Soner Gökten

Bireysel Yatırımcı Tahvil Alıp Satabilmeli!

Bugün Sermaye Piyasası Kurulu önünde adeta sıraya girmiş çok sayıda şirketin,

Bir kısmı gerçekten kurumsal bir sürecin nihayete ermesi için,

Bir kısmı patronun zenginleşme hevesiyle,

Bir kısmı ise içinde bulundukları ağır borç yükünü hafifletmek ve/veya teknik iflastan kaçınmak için halka arz olmak istemektedir.

Açıkçası,

Üçüncü seçeneğin yoğunluğu yadsınamaz bir gerçek.

Fısıltıların konuşulduğu koridorlarda büyük bir serzeniş var.

KUYRUĞUNU adeta BANKALARA kaptıran işletmeler haykırıyor: Bizler artık bankalara çalışır hale geldik!

 Haksız sayılmazlar.

Finansman gideri öncesi faaliyet karı elde eden çok sayıda işletmenin; vergi ve faiz öncesi karlarının büyük kısmını kredi geri ödemelerine kullandıkları biliniyor.

İşte bu işletmeler çözümü halka arzda arıyor,

Soluğu ise SPK’nın kapısında alıyor!

Değerli okurlar,

Sermaye piyasası,

Yatırımcılar açısından hisse senedinden,

Şirketler içinse halka arzdan ibaret değildir.

Borç veren ile borç talep edeni ARACI OLMADAN bir araya getirme görevini üstlenir sermaye piyasaları.

Hisse senetleri özkaynak finansmanı aracı iken;

Tahviller borç finansmanı aracıdır.

Gelişmiş ekonomilerde,

Tahvil piyasası hacmi kimi zaman hisse senedi piyasa hacmini geride bırakabilmektedir.

Daha doğru bir ifadeyle,

Sermaye piyasası gelişecekse bunun yegâne yolu TAHVİL PİYASASINI BÜYÜTMEKTEN geçer!

İşte bu nedenle SPK gecikmeksizin harekete geçmelidir.

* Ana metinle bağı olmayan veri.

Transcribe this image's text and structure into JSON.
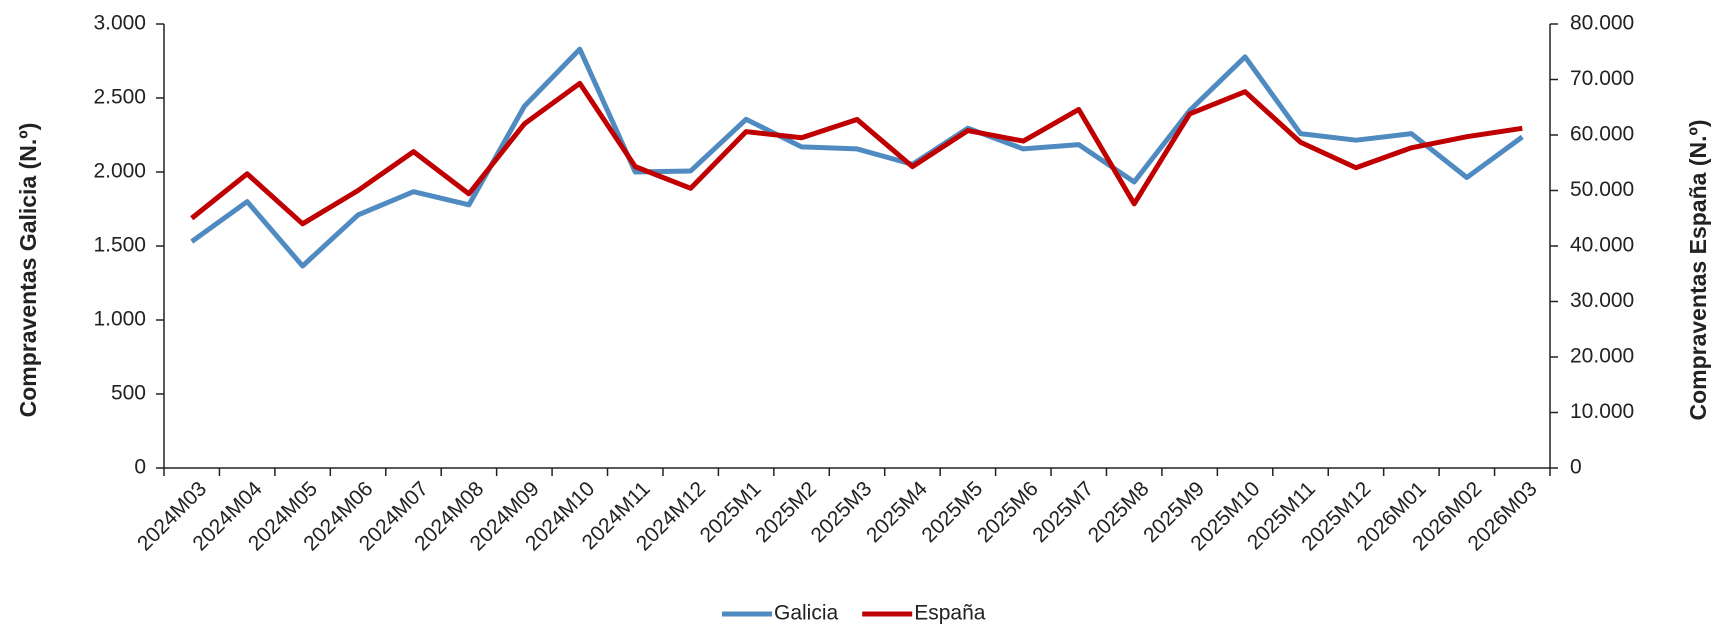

İşin gerçeği, son dönemlerde reformist bir yaklaşımla sermaye piyasalarının etkinliğinin temini yönünde önemli adımlar atan Başkan Ömer Gönül ve ekibinin bu konuya da eğileceğini düşünüyorum.

Diğer bir ifadeyle, yakın zamanda Türkiye özel sektör tahvil piyasasının büyümesi yani derinleşmesi ve etkinleşmesi adına SPK nezdinde kurumsal bir adım atılırsa şaşırmam. Alkışlarım. Şapka çıkarırım…

Kısacası SPK, kuyruğunu bankalara kaptırmış; gerçekte müthiş faaliyet karı elde eden fakat gelirinin büyük kısmını bankalara kaptıran şirketleri, tahvil ihracı imkanıyla kanatlandırabilir. Büyümek için banka kapısını aşındırmak zorunda olan şirketlere tahvil ile finansman imkanı sağlayabilir.

Nasıl mı?

Bireysel yatırımcının tahvil alım-satımı yapabileceği bir platformu devreye alarak.

Bu imkan ayrı bir platform nezdinde veya bence daha doğru şekliyle halihazırdaki TEFAS bünyesinde sağlanabilir.

Bireyselin tahvil alıp satması,

Sermaye piyasasındaki hisse senedi körlüğünü ortadan kaldırarak;
Özellikle risk ve getiri bileşimi çerçevesinde mevduat ve hisse senedi arasına sıkışmış olan bireysel yatırımcılarının sermaye piyasaları nezdinde tasarruflarını değerlendirmelerine imkan tanıyacaktır.

Dahası;

TFRS 13 çerçevesinde Türkiye’de özel sektör borçlanma araçlarına haiz piyasa faizi gerçeğe uygun değer tanımına uygun olarak belirlenebilecektir.

Değerlemelerde kullanılan iskonto oranları sektörler itibariyle tahvil piyasalarındaki alım satım neticesinde oluşan gösterge faiz oranları dikkate alınarak objektif şekilde belirlenebilecektir.

Bağımsız denetim faaliyeti bireysel borç verenlerce takip edilebilir bir özellik kazanacağından finansal okuryazarlık artacaktır.

Kredi derecelendirme notları gerçek anlamda amaca hizmet etmeye başlayacaktır.

Aracı ortadan kalkacağı için borçlanma maliyetleri azalacak; bireysel yatırımcılar ise mevduattan daha yüksek getiriyi hisse senedi yatırımından daha az riskli şekilde temin etme imkanına kavuşacaktır.

Ayrıca,

Finans sisteminin bankacılık tekelinden çıkması neticesinde; kaynakların yönü bizzat tasarruf sahiplerince belirlenme şansına sahip olacaktır.